The specificity of God’s nature as both human and divine as it is revealed in the person of Jesus Christ is the point of convergence between Benedict XVI’s work and that of O’Connor’s, but the poignant comparison of these two authors comes to light with Ference’s demonstration that each author, in their respective literary genres, were combatting what Ference terms “vague belief.” Vague belief, he
writes, has usurped “specific belief” in Christ, and is characterized by the de-divinization of Jesus, diminishment of God’s personal nature, and triumph of spiritualism without doctrine, dogma or savior.
Ference argues that each author deals with the crisis of vague belief by, “addressing the power of God’s name and proposing an adequate understanding of the person of Jesus Christ as Son of God and Savior of the world.” While such an argument might be somewhat more traceable in Benedict XVI’s overt discussions of Christ, Ference gives memorable examples in O’Connor’s work to illustrate this point, unpacking the Christian symbolism in each passage.
Read Ference’s case for pairing these two authors here.




July 14th, 2012 | 9:14 am
A very wise RCIA instructor in our diocese begins every introductory class hammering home one point, or one dogma: Jesus Christ never was, is not now, and never will be a human person. About half of each classes jaws drop open, but as he continues to instruct, his students find that much confusion is banished as they learn the faith. When I learned this dogma many years ago, the Catholic Faith just came together for me. And I was easily able to see through people (especially priests) whose doctrine leaned to the squishy or modernist side. So, the next time some priest says in his homily that the real miracle of the multiplication of the loaves and fishes is that everyone shared them, you can picture a large red gong ringing over the priest’s head warning you that he is at least implicitly denying the Divine Personage of Jesus Christ. A Divine Person does not have to rely on people sharing something to qualify as a miracle. The Divine Person who is Jesus Christ can feed five thousand, or fifty thousand, or fifty million with just a few loaves and fishes.

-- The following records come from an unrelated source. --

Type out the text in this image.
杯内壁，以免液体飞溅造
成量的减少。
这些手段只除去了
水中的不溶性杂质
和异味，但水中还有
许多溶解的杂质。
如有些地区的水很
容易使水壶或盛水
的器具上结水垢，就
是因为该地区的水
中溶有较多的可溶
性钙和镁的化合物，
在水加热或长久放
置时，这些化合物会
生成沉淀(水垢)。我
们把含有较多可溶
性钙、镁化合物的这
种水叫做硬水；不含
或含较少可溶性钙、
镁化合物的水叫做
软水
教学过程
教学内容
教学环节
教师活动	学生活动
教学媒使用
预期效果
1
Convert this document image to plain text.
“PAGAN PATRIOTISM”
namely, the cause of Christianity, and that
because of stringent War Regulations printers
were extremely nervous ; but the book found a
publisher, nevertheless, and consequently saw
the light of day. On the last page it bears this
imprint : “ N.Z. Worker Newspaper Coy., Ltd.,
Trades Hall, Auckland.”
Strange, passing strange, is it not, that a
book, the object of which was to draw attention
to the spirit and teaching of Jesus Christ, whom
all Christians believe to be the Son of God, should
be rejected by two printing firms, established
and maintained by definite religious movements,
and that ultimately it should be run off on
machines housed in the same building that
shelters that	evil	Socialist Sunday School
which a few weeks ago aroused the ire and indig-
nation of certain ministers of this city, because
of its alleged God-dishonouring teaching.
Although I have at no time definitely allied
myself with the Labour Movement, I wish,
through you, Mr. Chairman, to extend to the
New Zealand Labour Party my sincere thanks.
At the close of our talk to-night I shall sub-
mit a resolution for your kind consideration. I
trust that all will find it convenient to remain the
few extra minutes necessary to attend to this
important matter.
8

July 16th, 2012 | 11:59 am
Jordan Almond,
I may be missing something here, but in reading your quote from your RCIA teacher,I have to say that either you are leaving something out, or s/he was simply not stating received Christian orthodoxy. I hope what he or she meant was that Jesus was never nor shall ever be “only” or “merely” human. But any denial of the full humanity of Christ is sub-Christian at best.
I understand why (for a variety of reasons) teachers, preachers, theologians– all of us really, may tend to want to emphasize His divinity over His humanity, or vice versa, but the temptation s to do is ultimately a denial of the right understanding of Jesus. The “hypostatic union” is a mystery to be sure… much more to be affirmed by faith rather than confirmed by reason, but it’s mysteriousness and difficulty cannot become excuses to abandon the doctrine. It is essential to any orthodox Christian understanding of Jesus.